Carol from New York talks about how she felt she got taken advantage of when she bought a used car from a family friend...

"I bought a really good looking 1996 Ford Explorer from a used car saleman who got the car from an auction. After giving him the money I found out he was a friend of my son-in-law. A good friend. I knew then that I would not be sold a "bad" car. WRONG. As I drove it home I noticed it had a hard time moving in "drive". Felt like the tires were skidding. I took it back the next day and told them and they said those cars do that sometimes - no big deal. It also failed inspection due to bad tires and no bright lights. I bought new tires on the third day I owned the car so I could get it inspected. I went back again and they took it to a transmission place. Of course it needs a transmission which they want me to pay for. Remember now, thats within 24 hours after I bought the car I had it back there telling them I had a problem.... and this guy is my son-in-laws friend? I am a mom who had six children and never had a really great car. So now that the kids are grown I decided to buy myself a car and this is what I get? He probaly sells snake oil too. Be careful of your children's friends.

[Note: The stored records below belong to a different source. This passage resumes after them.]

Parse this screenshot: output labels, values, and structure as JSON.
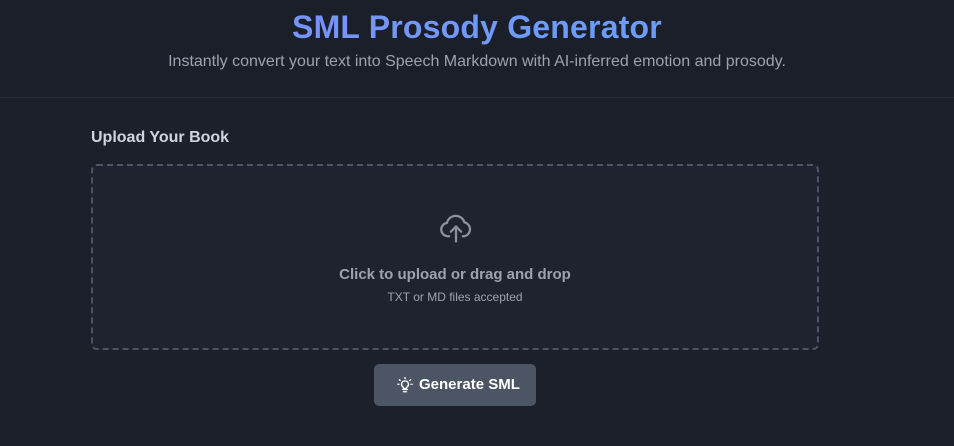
{
  "header": {
    "title": "SML Prosody Generator",
    "subtitle": "Instantly convert your text into Speech Markdown with AI-inferred emotion and prosody."
  },
  "upload": {
    "section_label": "Upload Your Book",
    "icon": "upload-cloud-icon",
    "primary_text": "Click to upload or drag and drop",
    "secondary_text": "TXT or MD files accepted"
  },
  "actions": {
    "generate_label": "Generate SML",
    "generate_icon": "lightbulb-icon"
  },
  "colors": {
    "background": "#1b1f2a",
    "title_gradient_start": "#818cf8",
    "title_gradient_end": "#60a5fa",
    "button_bg": "#4b5563",
    "muted_text": "#9ca3af"
  }
}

I am not paying for a transmission and I am not done with him yet."

My response...
Its possible that the "friend" wasn't really aware of the condition of the vehicle. I would think that since there was that connection and that he would take extra care to make sure that the car he is selling you is a good one.
However, its quite possible that the numb nut that sold you the car knows absolutely NOTHING about cars and so doesn't know the difference between a minor yet slightly annoying quirk that doesn't matter or something that could cost you hundreds of dollars - like a freaking transmission! You have to know the difference between expensive sounds and non-expensive sounds, and if you don't, then you need to either educate yourself buy checking out my section on how to buy used cars, or enlist the help of people that will know. Having said that, I understand the bad taste left in your mouth when you feel like you've been ripped off by someone you thought you could trust. The bottom line is 'caveat emptor' when you are dealing with buying a new or used car. In case you don't know what that means: LET THE BUYER BEWARE! If you do then you won't experience a car dealer horror story.